Fêtée le 11 août
Vierge et martyre – Protectrice des causes désespérées – Secours des malades et des enfants
Sainte Philomène resta totalement inconnue pendant quinze siècles. Mais en 1802, lors de fouilles dans les catacombes de Sainte Priscille, à Rome, on découvrit une tombe parfaitement conservée.
Sur les tuiles scellées, on lisait :
PAX TECUM FILUMENA – « Philomène, la paix soit avec toi »
Autour de l’inscription figuraient des symboles de martyre :
ancre, flèches, palme, fouet.
Un petit vase taché de sang était placé près des reliques, signe traditionnel d’un martyre.Personne ne connaissait encore son histoire.

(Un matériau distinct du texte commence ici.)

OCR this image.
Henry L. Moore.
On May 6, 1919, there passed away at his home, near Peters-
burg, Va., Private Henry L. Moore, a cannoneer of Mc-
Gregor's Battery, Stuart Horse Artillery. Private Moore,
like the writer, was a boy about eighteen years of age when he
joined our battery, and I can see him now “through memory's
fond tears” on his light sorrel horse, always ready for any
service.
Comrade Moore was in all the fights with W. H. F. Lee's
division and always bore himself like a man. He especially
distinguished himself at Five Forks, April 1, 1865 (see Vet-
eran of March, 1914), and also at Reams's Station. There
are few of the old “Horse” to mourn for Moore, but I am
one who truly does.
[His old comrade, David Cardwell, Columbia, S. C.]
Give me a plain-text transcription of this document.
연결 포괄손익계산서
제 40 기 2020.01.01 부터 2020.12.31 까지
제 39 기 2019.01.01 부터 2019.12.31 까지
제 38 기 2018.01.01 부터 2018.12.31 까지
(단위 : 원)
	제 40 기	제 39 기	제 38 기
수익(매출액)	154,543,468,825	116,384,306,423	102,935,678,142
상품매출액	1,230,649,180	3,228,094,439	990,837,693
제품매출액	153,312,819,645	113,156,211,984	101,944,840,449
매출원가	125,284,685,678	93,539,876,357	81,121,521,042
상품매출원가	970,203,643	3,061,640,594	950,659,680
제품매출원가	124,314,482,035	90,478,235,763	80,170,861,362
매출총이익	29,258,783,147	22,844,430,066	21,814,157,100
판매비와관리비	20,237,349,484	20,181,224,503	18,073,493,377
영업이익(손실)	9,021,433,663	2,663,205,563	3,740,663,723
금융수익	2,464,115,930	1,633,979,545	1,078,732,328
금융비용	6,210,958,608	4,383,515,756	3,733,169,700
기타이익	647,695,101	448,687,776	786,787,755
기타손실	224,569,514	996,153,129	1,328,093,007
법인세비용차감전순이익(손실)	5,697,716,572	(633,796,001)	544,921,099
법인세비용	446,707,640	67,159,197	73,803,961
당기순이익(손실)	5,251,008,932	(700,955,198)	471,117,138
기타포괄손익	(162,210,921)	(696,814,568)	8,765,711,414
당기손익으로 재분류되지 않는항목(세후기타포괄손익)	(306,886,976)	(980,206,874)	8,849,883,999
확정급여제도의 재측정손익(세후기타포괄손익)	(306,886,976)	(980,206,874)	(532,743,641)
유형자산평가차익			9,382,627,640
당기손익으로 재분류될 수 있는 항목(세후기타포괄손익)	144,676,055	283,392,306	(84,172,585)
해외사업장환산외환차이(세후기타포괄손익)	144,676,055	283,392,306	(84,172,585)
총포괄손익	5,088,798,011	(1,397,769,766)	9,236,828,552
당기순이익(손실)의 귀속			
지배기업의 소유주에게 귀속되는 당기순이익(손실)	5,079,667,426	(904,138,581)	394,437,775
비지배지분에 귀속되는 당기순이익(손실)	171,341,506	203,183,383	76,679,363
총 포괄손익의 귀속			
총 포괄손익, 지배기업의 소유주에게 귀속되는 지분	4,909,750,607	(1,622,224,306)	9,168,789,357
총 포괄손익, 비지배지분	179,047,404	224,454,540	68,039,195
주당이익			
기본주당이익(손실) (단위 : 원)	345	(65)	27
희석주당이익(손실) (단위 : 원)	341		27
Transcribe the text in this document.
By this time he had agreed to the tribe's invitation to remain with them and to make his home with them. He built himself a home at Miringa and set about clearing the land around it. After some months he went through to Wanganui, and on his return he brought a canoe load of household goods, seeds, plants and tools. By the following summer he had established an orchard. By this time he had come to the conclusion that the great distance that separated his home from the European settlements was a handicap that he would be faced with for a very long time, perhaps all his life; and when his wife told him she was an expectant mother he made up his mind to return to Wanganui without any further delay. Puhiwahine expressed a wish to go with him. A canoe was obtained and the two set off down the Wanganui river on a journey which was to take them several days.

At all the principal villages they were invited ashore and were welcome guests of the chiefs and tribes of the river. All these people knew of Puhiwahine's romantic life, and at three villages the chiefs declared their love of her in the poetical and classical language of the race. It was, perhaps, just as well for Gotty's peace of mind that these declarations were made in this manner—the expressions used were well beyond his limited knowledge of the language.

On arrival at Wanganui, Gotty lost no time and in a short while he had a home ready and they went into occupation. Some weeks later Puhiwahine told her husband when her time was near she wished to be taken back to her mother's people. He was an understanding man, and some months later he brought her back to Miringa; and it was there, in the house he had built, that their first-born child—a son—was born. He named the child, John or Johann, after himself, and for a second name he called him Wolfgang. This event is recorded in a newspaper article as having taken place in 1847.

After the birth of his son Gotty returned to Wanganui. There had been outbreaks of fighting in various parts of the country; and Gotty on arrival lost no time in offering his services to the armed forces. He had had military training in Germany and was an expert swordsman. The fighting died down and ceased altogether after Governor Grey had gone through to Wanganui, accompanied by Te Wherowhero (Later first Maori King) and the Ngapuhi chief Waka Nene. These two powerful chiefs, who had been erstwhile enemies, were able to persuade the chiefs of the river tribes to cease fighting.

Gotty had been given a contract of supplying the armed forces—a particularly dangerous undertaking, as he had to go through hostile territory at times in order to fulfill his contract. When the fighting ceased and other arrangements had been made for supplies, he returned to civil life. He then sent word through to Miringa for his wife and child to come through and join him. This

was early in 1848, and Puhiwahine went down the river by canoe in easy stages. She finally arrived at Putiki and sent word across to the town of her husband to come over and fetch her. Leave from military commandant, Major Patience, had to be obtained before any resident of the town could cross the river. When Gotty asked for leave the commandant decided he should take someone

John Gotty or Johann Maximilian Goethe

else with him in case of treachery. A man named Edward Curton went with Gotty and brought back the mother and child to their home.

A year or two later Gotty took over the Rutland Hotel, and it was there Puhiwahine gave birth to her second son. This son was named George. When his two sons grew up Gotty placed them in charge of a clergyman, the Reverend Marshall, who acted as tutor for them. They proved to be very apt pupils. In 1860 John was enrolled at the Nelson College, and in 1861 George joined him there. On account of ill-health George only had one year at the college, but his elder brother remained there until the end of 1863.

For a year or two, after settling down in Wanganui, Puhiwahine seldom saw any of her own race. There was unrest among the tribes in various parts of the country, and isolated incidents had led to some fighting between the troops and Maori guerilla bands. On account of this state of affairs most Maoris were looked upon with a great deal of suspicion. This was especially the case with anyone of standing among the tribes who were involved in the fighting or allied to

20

En 1832, une jeune religieuse, qui priait chaque jour devant une statue de la sainte, entendit une voix douce lui parler. Philomène lui révéla la date de son martyre : le 10 août, et lui demanda de la prier ce jour-là.
Quelques jours plus tard, alors que la religieuse était en prière, la petite voix reprit… Et Philomène lui raconta toute sa vie.
C’est ainsi que nous connaissons aujourd’hui son histoire.
« Je suis la fille d’un prince païen qui gouvernait un petit royaume de Grèce. Ma mère était aussi de sang royal.
Un médecin chrétien de Rome, voyant leur douleur de ne pas avoir d’enfant, leur parla de la foi chrétienne et leur promit qu’ils auraient un enfant s’ils se faisaient baptiser.
Dieu m’accorda la vie. Mes parents, fous de joie, m’appelèrent Lumena, “Lumière”. Le jour de mon baptême, je reçus le nom de Filumena, “Fille de Lumière”.
À treize ans, l’empereur Dioclétien me demanda en mariage. Je refusai : je m’étais donnée à Jésus-Christ pour toujours.
Jetée en prison, enchaînée, torturée, seule la prière me soutenait.
Dans mon cachot, la Sainte Vierge m’apparut. Elle m’annonça de grandes souffrances, mais aussi son aide maternelle. Elle laissa derrière elle un parfum céleste.
Dioclétien me fit flageller, puis jeter dans le Tibre avec une ancre autour du cou. Les anges coupèrent la corde et me déposèrent sur la rive.
Fou de rage, l’empereur ordonna à ses archers de me transpercer. Les flèches ricochèrent sans me blesser.
Accusant alors la magie, il ordonna ma décapitation. »
(Source : Les Saints méconnus, Laure Charpentier)
Au XIXe siècle, Sainte Philomène devint l’une des saintes les plus populaires. Le Curé d’Ars l’appelait « sa chère petite sainte ». Pauline Jaricot lui attribua sa guérison, et de nombreux malades témoignèrent de grâces reçues.
De nombreux récits rapportent des guérisons soudaines, des conversions profondes, des protections d’enfants et des secours dans les situations désespérées.
Sainte Philomène est représentée :
Pauline Jaricot, fondatrice du Rosaire Vivant, était mourante et paralysée, incapable de marcher. Elle fit un pèlerinage à Mugnano, auprès des reliques de Sainte Philomène. Au moment de la bénédiction avec la relique, elle se leva d’un bond et marcha seule. Cette guérison fut reconnue comme miraculeuse.
Saint Jean-Marie Vianney appelait Sainte Philomène « sa chère petite sainte » et disait : « Je n’ai jamais rien demandé à Sainte Philomène sans être exaucé. » De nombreux malades furent guéris à Ars après qu’il les eut confiés à son intercession.
Un petit garçon, agonisant, fut porté devant les reliques de Sainte Philomène à Mugnano. À peine eut-on touché son front avec la relique qu’il ouvrit les yeux, respira normalement et se mit à parler. Les médecins parlèrent d’un retour à la vie inexplicable.
Une adolescente souffrait d’une grosse tumeur au cou, jugée inopérable. Sa mère fit une neuvaine à Sainte Philomène. Le dernier jour, la tumeur se résorba complètement et la jeune fille fut totalement guérie.
Un soldat italien, très dévot à Sainte Philomène, reçut une balle en pleine poitrine. La balle traversa son uniforme mais s’arrêta contre une médaille de Sainte Philomène qu’il portait. Il sortit indemne.
Une femme, stérile depuis de nombreuses années, pria Sainte Philomène avec confiance. Quelques mois plus tard, elle donna naissance à une petite fille qu’elle appela Philomène, en action de grâce.
Un homme paralysé depuis des années fut touché par une relique de Sainte Philomène. Il se leva immédiatement et marcha sans aide, sous le regard stupéfait des témoins, qui parlèrent d’un miracle éclatant.